Sure, that kind of thing stagnates the economy and concentrates more and more wealth in the hands of fewer and fewer people who claim nobility and moral high ground by calling for more taxes on them. After all they're paying a greater share, and they even wanted it, how can you condemn them?

But then seizing the assets of the 400 riches people in America - some of the most wealthy on the planet - to pay off debt means that you take a monstrous chunk of the economic power of America and create... nothing. In other words, what you would have done is delete a gigantic slice of the American economy not in an investment, but in paying a loan off. So the damage to the economy would be devastating.

And once that loan is paid down, it starts piling up again. But your 400 richest people aren't any longer, so you get nothing from them in taxes. And the debt would pile up rapidly, by hundreds of billions a year. And once the debt is gone, congress would go berserk with more spending. After all, the debt is now lower, its not a problem any longer. Happy days are here again, time for more omnibus spending bills and earmarks!

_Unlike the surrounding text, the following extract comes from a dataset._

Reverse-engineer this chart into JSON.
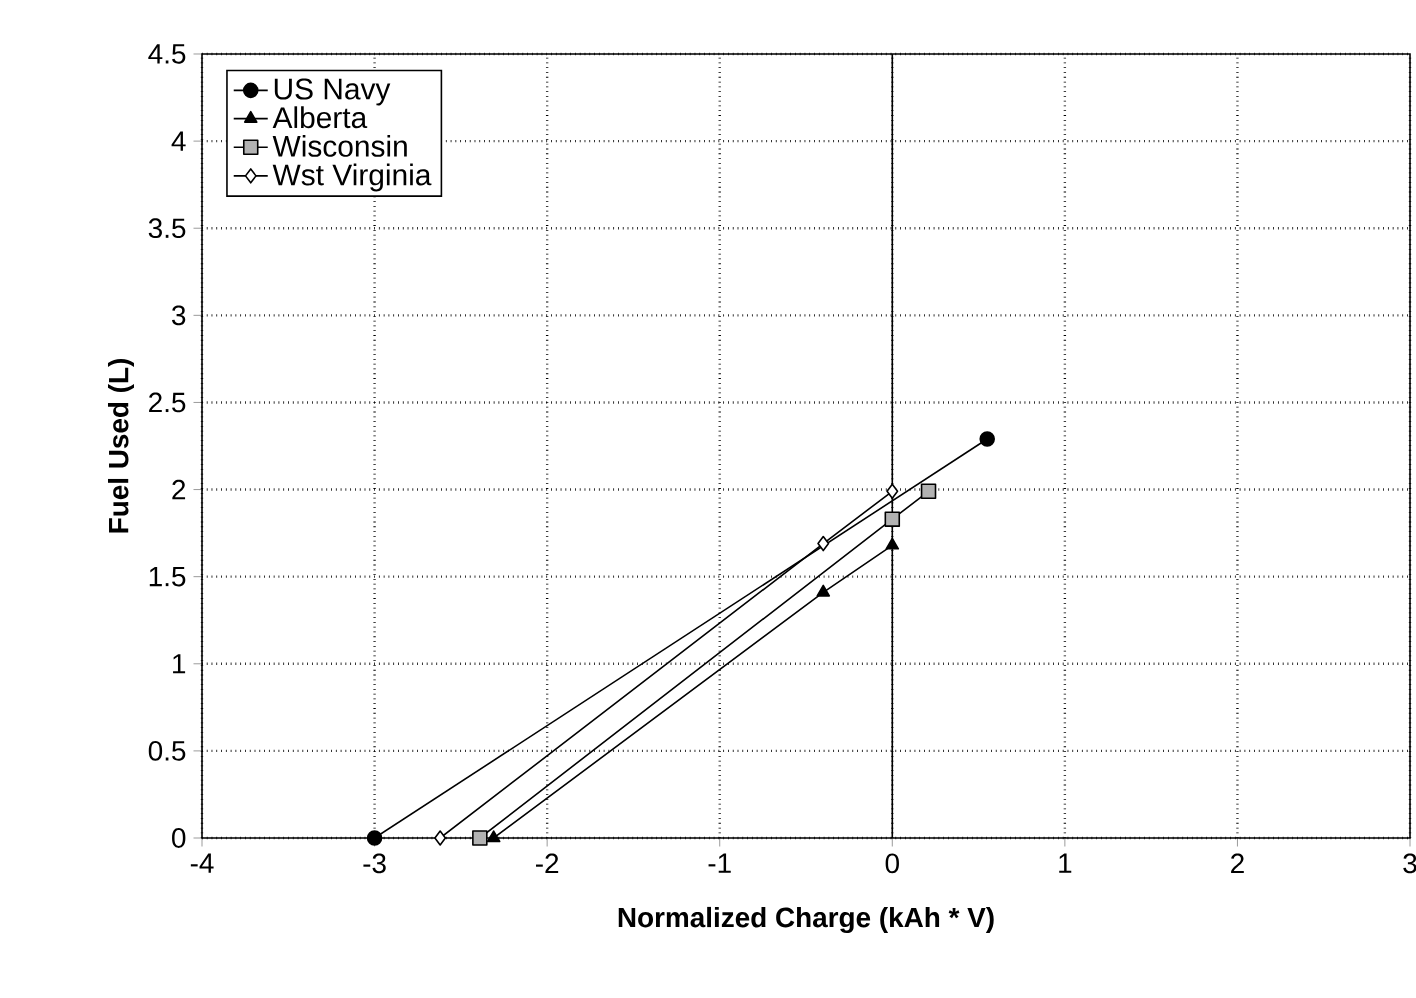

And since your economy is so damaged by that massive theft, perhaps a third less powerful than before, maybe more? Then your ability to pay for these spending projects has dropped by that much as well. So the debt piles up even faster.

This is what nations like Greece are demonstrating with painful effectiveness. You can't just keep handing out money to people and taking it from those who produce, eventually they stop producing either by leaving, going bankrupt, or hiding their assets and sitting behind a fiscal fortress. And the country begins to collapse. Faced with either cutting back on the absurd spending or getting bailouts, the hand always goes out to other countries. And even the token attempts to cut anything are met with riots.

As satire, of course, this works. It points to the violent opposition between the president's rhetoric (and, I believe, his ideology) and his actions. He could call for this kind of thing, but it would hurt him politically and hurt his party deeply, so he makes meaningless gestures calling for a small increase in taxation on the wealthy. That works, it appeals to the less-than-informed and intellectually incurious. It feeds jealousy and envy, and it offers a mythical solution to people that doesn't involve them doing anything themselves.

If you have a child's understanding of economics, taking from someone else to give to someone who has less seems only logical; and in the short term, it would work, for a while. And that's what President Obama is counting on and playing into.

Because this isn't about income inequality or unfairness, its about turning one group of Americans against another group in order to gain political power. With sufficient political power, well maybe then its time for the redistribution to begin, but until then, it won't really take place in the degree required to pay for their schemes.